Parasite genome assembly
1
0
Entering edit mode
13 months ago

Hi All,

(1) I have been working with a parasite genome assembly using the BWA tool. l used the following command to execute assembly (paired-end Illumina short reads).

module load bwa/0.7.15

bwa mem -t 1 -M -R "@RG\tID:reads\tSM: AA_genome" reference_genome.fasta  AA_genome1.fasta.gz  AA_genome2.fasta.gz > AA_genome_aln-pe.sam


(2) l got AA_genome_aln-pe.sam output which is around 50 GB. I also tried to convert this sorted sam file to FASTA format using

samtools bam2fq AA_genome.srt.bam | seqtk seq -A > AA_genome_assembly.fa


However, the final output that l got is in 20 GB. My expected assembly size was approximately 50 MB. How can l get final the assembly in desired output size? Is there still something l am missing in the analysis?

Thank you

parasite assembly BWA genome • 603 views
4
Entering edit mode
13 months ago
GenoMax 123k

Is there still something l am missing in the analysis?

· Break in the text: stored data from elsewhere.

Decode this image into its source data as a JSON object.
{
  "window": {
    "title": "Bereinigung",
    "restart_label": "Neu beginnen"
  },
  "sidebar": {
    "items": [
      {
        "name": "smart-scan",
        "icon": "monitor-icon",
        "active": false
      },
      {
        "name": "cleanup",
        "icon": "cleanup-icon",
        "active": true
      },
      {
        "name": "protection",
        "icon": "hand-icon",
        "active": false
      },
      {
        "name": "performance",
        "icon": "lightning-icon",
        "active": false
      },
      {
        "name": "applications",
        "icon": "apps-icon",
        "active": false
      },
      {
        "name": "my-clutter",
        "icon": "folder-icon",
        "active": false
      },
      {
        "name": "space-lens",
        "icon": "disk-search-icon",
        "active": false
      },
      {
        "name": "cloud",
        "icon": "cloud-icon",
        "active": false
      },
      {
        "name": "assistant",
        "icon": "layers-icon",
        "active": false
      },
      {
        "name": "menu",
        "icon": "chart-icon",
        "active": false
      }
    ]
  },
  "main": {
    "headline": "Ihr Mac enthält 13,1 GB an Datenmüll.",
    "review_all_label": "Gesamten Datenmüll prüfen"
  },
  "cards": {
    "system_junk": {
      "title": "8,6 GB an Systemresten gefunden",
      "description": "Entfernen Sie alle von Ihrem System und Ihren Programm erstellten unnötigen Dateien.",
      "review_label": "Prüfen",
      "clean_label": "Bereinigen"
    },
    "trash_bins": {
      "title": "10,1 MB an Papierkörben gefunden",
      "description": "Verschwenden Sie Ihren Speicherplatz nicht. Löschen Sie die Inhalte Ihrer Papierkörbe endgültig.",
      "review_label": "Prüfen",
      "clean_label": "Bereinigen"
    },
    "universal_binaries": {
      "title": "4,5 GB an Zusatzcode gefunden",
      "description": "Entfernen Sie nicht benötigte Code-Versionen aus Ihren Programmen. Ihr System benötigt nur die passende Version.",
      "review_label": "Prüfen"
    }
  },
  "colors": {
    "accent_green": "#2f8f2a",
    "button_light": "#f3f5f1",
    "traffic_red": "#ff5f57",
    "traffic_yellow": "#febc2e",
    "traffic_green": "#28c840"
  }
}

bwa is an NGS data aligner not a genome assembler. If you are looking to assemble the data then you are using the wrong program. You should be using something like SOAPdenovo, SPAdes if you are looking to assemble your genome starting with (do you only have fasta format data or did you convert the fastq files) sequence data.

If you are aligning to a reference genome (which seems to be the case above) then the size of aligned data file has nothing to do with the size of the genome/assembly. That size is simply reflective of alignments found for your reads against the reference.

You can generate a consensus sequence using the bwa aligned data file (generated consensus should be close in size to your reference). This thread will help with that: Generating consensus sequence from bam file

0
Entering edit mode

Thank you so much. I was totally on a different track. Is there any eukaryotic parasite-specific assembler available for Illumina short reads?

1
Entering edit mode

Have a look at the assembler Spades to get started. Theres' plenty, however, see eg Wikipedia https://en.wikipedia.org/wiki/De_novo_sequence_assemblers

1
Entering edit mode

+1 for SPAdes suggestion. With a 50 Mb genome this would be a good place to start.